Another modification of the protocol can be found in Ganesan et al. [14], where the pressure level of the CPAP phase was reduced to avoid increases in tidal volumes. This may result in loss of alveolar stability and could prevent lung opening [15]. The pressure level of the CPAP phase should rather be left until the inspiratory oxygen fraction falls below 0.4 to ensure a permanent stabilization of the end-inspiratory lung volume between functional residual capacity and total lung capacity.
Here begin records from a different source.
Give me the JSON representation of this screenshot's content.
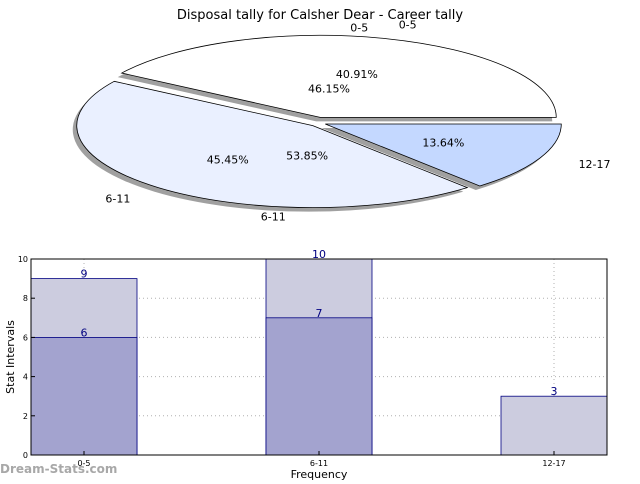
{
  "watermark": "Dream-Stats.com",
  "colors": {
    "axis": "#000000",
    "grid": "#b0b0b0",
    "bar_edge": "#000080",
    "bar_label": "#000080",
    "pie_edge": "#000000",
    "shadow": "#808080"
  },
  "chart_data": [
    {
      "type": "pie",
      "title": "Disposal tally for Calsher Dear - Career tally",
      "shadow": true,
      "rings": [
        {
          "name": "outer",
          "slices": [
            {
              "label": "0-5",
              "value": 40.91,
              "pct": "40.91%",
              "color": "#ffffff"
            },
            {
              "label": "6-11",
              "value": 45.45,
              "pct": "45.45%",
              "color": "#eaf0ff"
            },
            {
              "label": "12-17",
              "value": 13.64,
              "pct": "13.64%",
              "color": "#c4d8ff"
            }
          ]
        },
        {
          "name": "inner",
          "slices": [
            {
              "label": "0-5",
              "value": 46.15,
              "pct": "46.15%",
              "color": "#ffffff"
            },
            {
              "label": "6-11",
              "value": 53.85,
              "pct": "53.85%",
              "color": "#eaf0ff"
            }
          ]
        }
      ]
    },
    {
      "type": "bar",
      "xlabel": "Frequency",
      "ylabel": "Stat Intervals",
      "categories": [
        "0-5",
        "6-11",
        "12-17"
      ],
      "ylim": [
        0,
        10
      ],
      "yticks": [
        0,
        2,
        4,
        6,
        8,
        10
      ],
      "grid": true,
      "series": [
        {
          "values": [
            9,
            10,
            3
          ],
          "color": "#ccccdf"
        },
        {
          "values": [
            6,
            7,
            0
          ],
          "color": "#a3a3cf"
        }
      ]
    }
  ]
}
In conclusion, strict adherence to the TCAV protocol in clinical trials has not yet been achieved due to clinical concerns in the respective studies. This systematic review presents absence of evidence on the effect of TCAV in comparison with other invasive mechanical strategies for patients with ARDS. Furthermore, it helps to overcome caveats concerning this novel protocol and emphasizes future clinical trials to test the TCAV protocol as it is safe to apply.